Shrinkage or atrophy of the brain becomes detectable by MRI. This atrophy is visible in brain structures that are essential for the conscious memory of facts and events. These areas are located in the brain’s medial temporal lobe. This shrinkage is apparent on using a visual rating system which also measures its severity. The more extensive the brain atrophy, the more advanced the clinical stage of Alzheimer’s disease.

10

PET Scan (FDG-PET) changes in the way the brain uses glucose are apparent 10 years before dementia. These PET scan changes correlate with progression of Alzheimers disease.
Episodic memory loss begins at this stage. Episodic memory loss is the inability to learn new information or to recall previously learned information. It manifests as forgetting of recent events and conversations, repetitive questions, repetitive retelling of stories, forgetting the date, forgetting appointments, misplacing objects, losing valuables, and forgetting that food is cooking on the stove. The formation of new episodic memories requires intact medial temporal lobes of the brain; these are progressively destroyed in Alzheimers disease.

5

Mild cognitive impairment (MCI) deveelops 5 years before dementia. People with mild cognitive impairment have problems with thinking and memory loss. Mild cognitive impairment does not interfere with everyday activities. Persons with mild cognitive impairment are often aware of their forgetfulness.
Preventive therapies for Alzheimers disease (AD) require the development of biomarkers that are sensitive to subtle brain changes occurring in the preclinical stage of the disease.
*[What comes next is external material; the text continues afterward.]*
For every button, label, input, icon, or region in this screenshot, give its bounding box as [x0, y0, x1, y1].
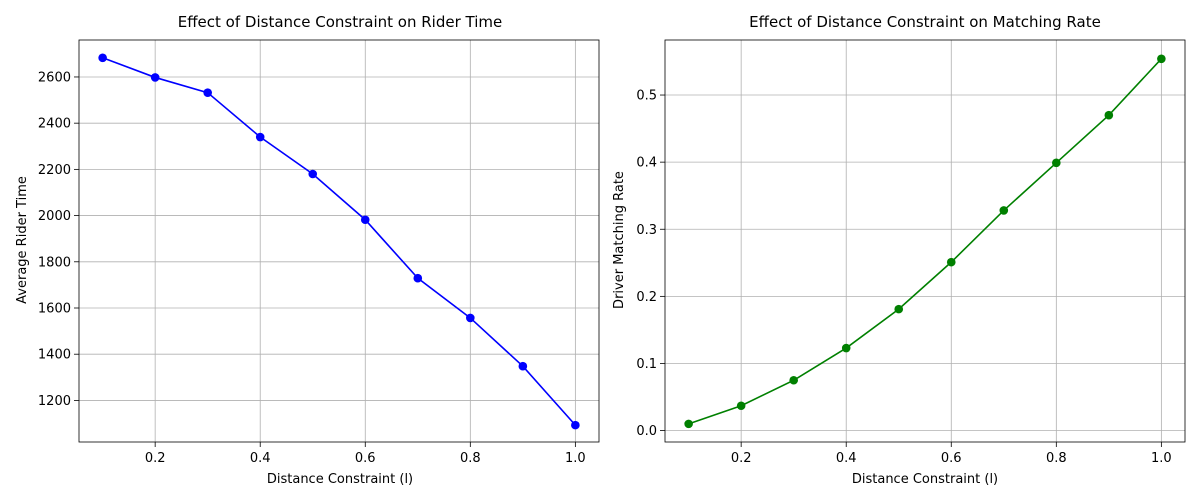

Early diagnostics is necessary to identify and treat at risk individuals before irreversible neuronal loss occurs.
Sources
  1. Bateman R. The dominantly inherited Alzheimer's network trials: an opportunity to prevent Alzheimer's disease. Program and abstracts of the Alzheimer's Association International Conference 2012; July 14-19, 2012; Vancouver, British Columbia, Canada. Featured research session F3-04
  2. Christian Humpel. Identifying and validating biomarkers for Alzheimer's disease. Trends Biotechnol. 2011 January; 29(1): 26–32. doi: 10.1016/j.tibtech.2010.09.007
  3. Duara R, Loewenstein DA, Potter E, Appel J, Greig MT, Urs R, Shen Q, Raj A, Small B, Barker W, Schofield E, Wu Y, Potter H. Medial temporal lobe atrophy on MRI scans and the diagnosis of Alzheimer disease. Neurology. 2008 Dec 9;71(24):1986-92.
  4. Mosconi L, Berti V, Glodzik L, Pupi A, De Santi S, de Leon MJ. Pre-clinical detection of Alzheimers disease using FDG-PET, with or without amyloid imaging. J Alzheimers Dis. 2010;20(3):843-54.